Despite the lower penetration rate of web-based records compared with its main rival, TPP accounted for well over half of all online views in June: 713,498.
The two smaller providers of GP systems, Vision and Microtest, offer online records access to 43,000 and 5,000 citizens, respectively. This equates to just 2.9% and 4.2% of all patients registered at surgeries using their technology.
Although the GP landscape is currently consolidated on four suppliers – of which two are dominant – in late 2019 the government introduced a £500m framework designed to diversify the general practice IT landscape.
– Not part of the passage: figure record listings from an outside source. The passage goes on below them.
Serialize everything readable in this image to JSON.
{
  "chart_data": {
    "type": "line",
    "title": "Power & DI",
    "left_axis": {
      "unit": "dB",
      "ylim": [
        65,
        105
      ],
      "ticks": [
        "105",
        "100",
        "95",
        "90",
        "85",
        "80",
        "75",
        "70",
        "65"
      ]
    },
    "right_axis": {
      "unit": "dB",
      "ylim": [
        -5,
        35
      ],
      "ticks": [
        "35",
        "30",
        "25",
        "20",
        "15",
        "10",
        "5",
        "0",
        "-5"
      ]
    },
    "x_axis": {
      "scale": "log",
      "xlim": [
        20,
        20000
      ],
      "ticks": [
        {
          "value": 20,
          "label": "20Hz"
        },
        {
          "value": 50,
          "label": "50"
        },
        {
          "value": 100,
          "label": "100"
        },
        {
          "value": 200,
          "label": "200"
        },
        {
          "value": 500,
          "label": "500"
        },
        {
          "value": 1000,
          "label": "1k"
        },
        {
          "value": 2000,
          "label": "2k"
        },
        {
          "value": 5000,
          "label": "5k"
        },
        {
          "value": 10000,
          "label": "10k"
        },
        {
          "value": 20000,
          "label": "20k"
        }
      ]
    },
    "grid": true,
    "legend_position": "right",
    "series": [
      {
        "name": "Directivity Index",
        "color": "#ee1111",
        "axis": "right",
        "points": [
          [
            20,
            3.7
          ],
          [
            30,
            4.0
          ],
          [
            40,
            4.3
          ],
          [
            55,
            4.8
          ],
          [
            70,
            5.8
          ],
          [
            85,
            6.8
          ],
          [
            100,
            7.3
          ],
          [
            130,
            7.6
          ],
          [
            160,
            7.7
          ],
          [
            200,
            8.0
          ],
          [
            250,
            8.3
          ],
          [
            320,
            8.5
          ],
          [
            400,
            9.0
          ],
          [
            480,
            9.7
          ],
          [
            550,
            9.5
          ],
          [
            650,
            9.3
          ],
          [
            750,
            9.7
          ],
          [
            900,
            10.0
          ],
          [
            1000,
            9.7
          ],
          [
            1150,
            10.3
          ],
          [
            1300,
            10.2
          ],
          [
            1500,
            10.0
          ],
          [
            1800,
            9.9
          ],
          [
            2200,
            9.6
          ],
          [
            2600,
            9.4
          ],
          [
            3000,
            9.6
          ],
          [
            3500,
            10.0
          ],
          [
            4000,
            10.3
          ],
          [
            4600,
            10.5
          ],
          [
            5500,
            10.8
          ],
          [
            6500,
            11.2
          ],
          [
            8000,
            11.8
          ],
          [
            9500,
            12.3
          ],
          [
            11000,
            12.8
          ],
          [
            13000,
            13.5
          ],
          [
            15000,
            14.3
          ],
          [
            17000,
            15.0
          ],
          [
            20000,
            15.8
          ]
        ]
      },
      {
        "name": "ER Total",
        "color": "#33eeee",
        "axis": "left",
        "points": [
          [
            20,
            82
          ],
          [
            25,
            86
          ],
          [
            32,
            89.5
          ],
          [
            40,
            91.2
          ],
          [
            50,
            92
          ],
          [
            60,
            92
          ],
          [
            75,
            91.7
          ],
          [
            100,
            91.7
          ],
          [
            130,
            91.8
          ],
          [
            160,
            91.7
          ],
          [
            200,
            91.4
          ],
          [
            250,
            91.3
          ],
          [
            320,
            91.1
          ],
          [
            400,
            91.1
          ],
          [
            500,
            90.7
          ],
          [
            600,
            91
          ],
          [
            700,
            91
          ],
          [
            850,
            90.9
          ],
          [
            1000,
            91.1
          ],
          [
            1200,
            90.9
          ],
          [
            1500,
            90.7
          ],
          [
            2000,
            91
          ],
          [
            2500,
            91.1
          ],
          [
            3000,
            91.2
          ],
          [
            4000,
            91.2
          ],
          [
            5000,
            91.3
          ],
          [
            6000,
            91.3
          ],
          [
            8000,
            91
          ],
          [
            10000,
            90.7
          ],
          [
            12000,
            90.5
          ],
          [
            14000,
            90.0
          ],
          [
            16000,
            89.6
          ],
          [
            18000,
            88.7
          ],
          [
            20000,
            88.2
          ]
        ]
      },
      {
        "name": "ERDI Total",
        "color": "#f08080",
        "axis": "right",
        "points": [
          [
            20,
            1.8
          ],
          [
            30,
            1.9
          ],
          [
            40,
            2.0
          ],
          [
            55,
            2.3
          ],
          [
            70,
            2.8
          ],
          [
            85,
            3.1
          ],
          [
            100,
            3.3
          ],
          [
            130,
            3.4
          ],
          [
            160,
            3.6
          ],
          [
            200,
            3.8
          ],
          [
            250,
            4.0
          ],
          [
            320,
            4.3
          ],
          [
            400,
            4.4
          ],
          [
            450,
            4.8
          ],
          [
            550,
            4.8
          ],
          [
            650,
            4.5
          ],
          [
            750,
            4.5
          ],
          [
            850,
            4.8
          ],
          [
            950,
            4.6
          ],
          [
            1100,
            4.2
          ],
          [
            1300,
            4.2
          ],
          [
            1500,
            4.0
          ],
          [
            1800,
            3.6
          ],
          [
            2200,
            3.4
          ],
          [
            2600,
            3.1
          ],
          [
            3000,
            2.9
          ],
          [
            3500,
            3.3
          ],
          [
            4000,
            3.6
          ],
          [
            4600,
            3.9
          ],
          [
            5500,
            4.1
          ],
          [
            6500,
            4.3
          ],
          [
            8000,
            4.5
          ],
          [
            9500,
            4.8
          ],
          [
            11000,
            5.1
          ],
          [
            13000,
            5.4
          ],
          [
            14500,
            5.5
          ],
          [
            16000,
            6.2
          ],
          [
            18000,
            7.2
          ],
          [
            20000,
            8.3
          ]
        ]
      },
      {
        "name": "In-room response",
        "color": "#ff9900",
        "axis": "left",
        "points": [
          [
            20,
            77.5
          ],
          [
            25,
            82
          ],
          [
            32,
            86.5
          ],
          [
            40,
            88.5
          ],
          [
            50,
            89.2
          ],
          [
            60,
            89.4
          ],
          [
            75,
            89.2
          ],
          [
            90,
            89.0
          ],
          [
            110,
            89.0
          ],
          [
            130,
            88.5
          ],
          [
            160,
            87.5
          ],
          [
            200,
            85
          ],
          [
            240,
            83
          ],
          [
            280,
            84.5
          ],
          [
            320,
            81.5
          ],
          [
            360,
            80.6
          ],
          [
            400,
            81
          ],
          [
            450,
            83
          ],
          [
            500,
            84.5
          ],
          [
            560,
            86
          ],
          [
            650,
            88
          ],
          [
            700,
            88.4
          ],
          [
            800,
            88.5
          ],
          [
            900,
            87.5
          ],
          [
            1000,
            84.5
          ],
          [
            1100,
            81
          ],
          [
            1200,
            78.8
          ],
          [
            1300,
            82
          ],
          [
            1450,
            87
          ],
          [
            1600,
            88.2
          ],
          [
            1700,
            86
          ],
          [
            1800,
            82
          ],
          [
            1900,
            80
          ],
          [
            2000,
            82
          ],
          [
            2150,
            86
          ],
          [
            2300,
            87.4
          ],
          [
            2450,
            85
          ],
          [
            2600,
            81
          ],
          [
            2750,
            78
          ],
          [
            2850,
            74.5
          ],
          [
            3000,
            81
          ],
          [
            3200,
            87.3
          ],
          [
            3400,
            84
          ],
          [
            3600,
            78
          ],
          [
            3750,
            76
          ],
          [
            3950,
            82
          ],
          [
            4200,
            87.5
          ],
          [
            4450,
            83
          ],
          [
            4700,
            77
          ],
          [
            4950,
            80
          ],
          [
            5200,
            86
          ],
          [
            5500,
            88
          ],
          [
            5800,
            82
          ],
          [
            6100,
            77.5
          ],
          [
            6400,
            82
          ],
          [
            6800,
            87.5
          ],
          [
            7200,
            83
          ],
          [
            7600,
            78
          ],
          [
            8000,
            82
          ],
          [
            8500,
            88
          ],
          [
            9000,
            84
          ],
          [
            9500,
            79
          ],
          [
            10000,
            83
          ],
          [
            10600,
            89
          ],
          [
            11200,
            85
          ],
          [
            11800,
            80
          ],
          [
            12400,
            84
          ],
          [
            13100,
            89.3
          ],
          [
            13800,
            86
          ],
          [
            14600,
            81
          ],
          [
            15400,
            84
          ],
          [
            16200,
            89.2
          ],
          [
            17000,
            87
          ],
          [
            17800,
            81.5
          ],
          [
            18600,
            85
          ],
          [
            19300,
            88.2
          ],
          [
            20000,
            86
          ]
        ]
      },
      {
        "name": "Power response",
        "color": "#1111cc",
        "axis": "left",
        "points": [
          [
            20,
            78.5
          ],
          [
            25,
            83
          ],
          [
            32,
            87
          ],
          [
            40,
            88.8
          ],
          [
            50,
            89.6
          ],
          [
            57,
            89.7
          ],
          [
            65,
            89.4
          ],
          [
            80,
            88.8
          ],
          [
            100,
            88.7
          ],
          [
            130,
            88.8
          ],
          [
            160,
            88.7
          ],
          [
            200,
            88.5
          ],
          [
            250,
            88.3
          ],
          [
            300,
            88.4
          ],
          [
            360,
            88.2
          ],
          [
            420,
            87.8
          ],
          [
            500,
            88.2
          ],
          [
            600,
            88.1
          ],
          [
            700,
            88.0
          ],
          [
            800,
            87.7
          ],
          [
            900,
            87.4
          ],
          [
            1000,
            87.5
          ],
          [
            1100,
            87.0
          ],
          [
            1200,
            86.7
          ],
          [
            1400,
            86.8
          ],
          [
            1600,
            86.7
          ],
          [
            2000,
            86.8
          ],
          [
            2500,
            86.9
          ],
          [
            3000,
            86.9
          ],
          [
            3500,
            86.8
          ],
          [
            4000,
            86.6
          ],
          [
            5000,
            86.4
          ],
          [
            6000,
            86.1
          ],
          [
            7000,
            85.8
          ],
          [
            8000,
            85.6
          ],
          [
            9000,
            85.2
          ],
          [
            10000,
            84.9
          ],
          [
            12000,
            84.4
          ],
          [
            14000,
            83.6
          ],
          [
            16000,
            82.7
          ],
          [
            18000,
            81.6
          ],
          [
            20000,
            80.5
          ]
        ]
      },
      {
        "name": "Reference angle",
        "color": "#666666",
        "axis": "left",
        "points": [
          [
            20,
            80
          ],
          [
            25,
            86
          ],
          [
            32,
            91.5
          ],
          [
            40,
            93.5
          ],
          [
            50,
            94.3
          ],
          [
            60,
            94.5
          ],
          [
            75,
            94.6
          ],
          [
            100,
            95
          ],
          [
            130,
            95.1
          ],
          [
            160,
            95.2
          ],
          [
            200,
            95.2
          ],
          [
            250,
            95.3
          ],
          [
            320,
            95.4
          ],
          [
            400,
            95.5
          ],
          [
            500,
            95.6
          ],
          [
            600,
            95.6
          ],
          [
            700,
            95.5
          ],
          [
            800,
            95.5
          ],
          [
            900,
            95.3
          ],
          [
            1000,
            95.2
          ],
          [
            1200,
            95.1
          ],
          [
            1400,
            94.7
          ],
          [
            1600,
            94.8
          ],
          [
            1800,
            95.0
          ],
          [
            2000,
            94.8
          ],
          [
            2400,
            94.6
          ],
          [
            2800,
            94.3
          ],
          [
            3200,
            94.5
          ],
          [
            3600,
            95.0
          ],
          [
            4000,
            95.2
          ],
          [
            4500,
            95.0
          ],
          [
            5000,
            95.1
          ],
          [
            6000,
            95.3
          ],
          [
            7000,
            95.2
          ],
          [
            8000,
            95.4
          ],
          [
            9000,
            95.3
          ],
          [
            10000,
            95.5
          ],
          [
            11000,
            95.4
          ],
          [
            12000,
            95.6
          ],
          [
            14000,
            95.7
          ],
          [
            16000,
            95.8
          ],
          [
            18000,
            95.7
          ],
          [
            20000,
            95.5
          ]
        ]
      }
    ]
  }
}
Three new providers of core systems feature on the GP IT Futures procurement vehicle, alongside 50 further new suppliers of additional services.
Although, given that – even before the coronavirus pandemic – some of these new options were not expected to be available to buy until late 2020, it is not yet clear how successful the framework has yet been in achieving its aim of breaking the EMIS and TPP duopoly.
The current limited availability of digital records via GPs using the four incumbent suppliers was revealed by Lord Bethell, minister for innovation at the Department of Health and Social Care, in answering a written parliamentary question from Liberal Democrat peer Lord Allan.
The question pertained to access to records via NHS hospital trusts, but Bethell explained that “records of the systems used by hospital trusts are not collected centrally as this is managed by individual trusts”.